The leaders of Databricks discuss their vision for an **"Agent Cloud"** and new architectural developments designed to support enterprise-grade AI agents [45-47].

*   **Main Arguments:**
    *   Databricks aims to become the **operating system for enterprise agents**, providing the necessary context, permissions, and memory [47, 48].
    *   The durable advantage in AI will not be general model performance (which is becoming commoditized) but **company-specific context** and proprietary data [48].
    *   Traditional software will likely be rewritten in a new paradigm: "get the data there, slap some agent on top" [49, 50].

*   **Key Takeaways:**
    *   **Omnigent:** An open-source **meta-harness** that sits above various agent frameworks (like Claude Code or Codex) to provide a common API, session persistence, and security controls [46, 47, 51].
    *   **LTAP (Lake Transactional/Analytical Processing):** A strategy to unify storage by writing transactional data directly into **column-oriented Parquet formats** in the data lake, making it immediately available for AI reasoning without brittle pipelines [52-54].
    *   **Contextual Security:** Agents need stateful policies; for example, an agent might be allowed to read docs OR post to a website, but not both in the same session to prevent data leaks [55].

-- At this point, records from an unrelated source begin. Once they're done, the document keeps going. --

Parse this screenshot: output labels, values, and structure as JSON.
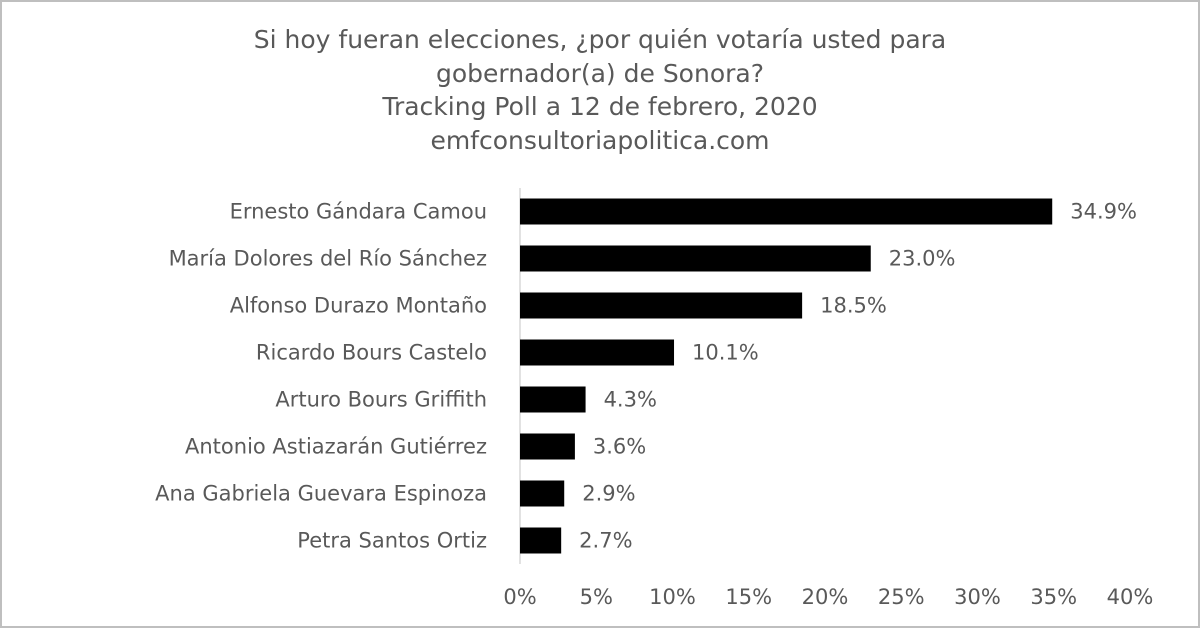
{
  "chart_data": {
    "type": "bar",
    "orientation": "horizontal",
    "title": [
      "Si hoy fueran elecciones, ¿por quién votaría usted para",
      "gobernador(a) de Sonora?",
      "Tracking Poll a 12 de febrero, 2020",
      "emfconsultoriapolitica.com"
    ],
    "categories": [
      "Ernesto Gándara Camou",
      "María Dolores del Río Sánchez",
      "Alfonso Durazo Montaño",
      "Ricardo Bours Castelo",
      "Arturo Bours Griffith",
      "Antonio Astiazarán Gutiérrez",
      "Ana Gabriela Guevara Espinoza",
      "Petra Santos Ortiz"
    ],
    "values": [
      34.9,
      23.0,
      18.5,
      10.1,
      4.3,
      3.6,
      2.9,
      2.7
    ],
    "value_labels": [
      "34.9%",
      "23.0%",
      "18.5%",
      "10.1%",
      "4.3%",
      "3.6%",
      "2.9%",
      "2.7%"
    ],
    "color": "#000000",
    "xlim": [
      0,
      40
    ],
    "xticks": [
      {
        "value": 0,
        "label": "0%"
      },
      {
        "value": 5,
        "label": "5%"
      },
      {
        "value": 10,
        "label": "10%"
      },
      {
        "value": 15,
        "label": "15%"
      },
      {
        "value": 20,
        "label": "20%"
      },
      {
        "value": 25,
        "label": "25%"
      },
      {
        "value": 30,
        "label": "30%"
      },
      {
        "value": 35,
        "label": "35%"
      },
      {
        "value": 40,
        "label": "40%"
      }
    ],
    "grid": false
  }
}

*   **Important Details:**
    *   Databricks operates at massive scale, launching **50–60 million virtual machines a day** and processing exabytes of data [56, 57].
    *   The **"Lakebase"** architecture allows Postgres databases to write directly to object stores in Parquet, utilizing idle CPUs for the transcoding [49, 58, 59].
    *   Zaharia argues that **vector databases** should never have been a separate category and should instead be a feature of the general query engine [60].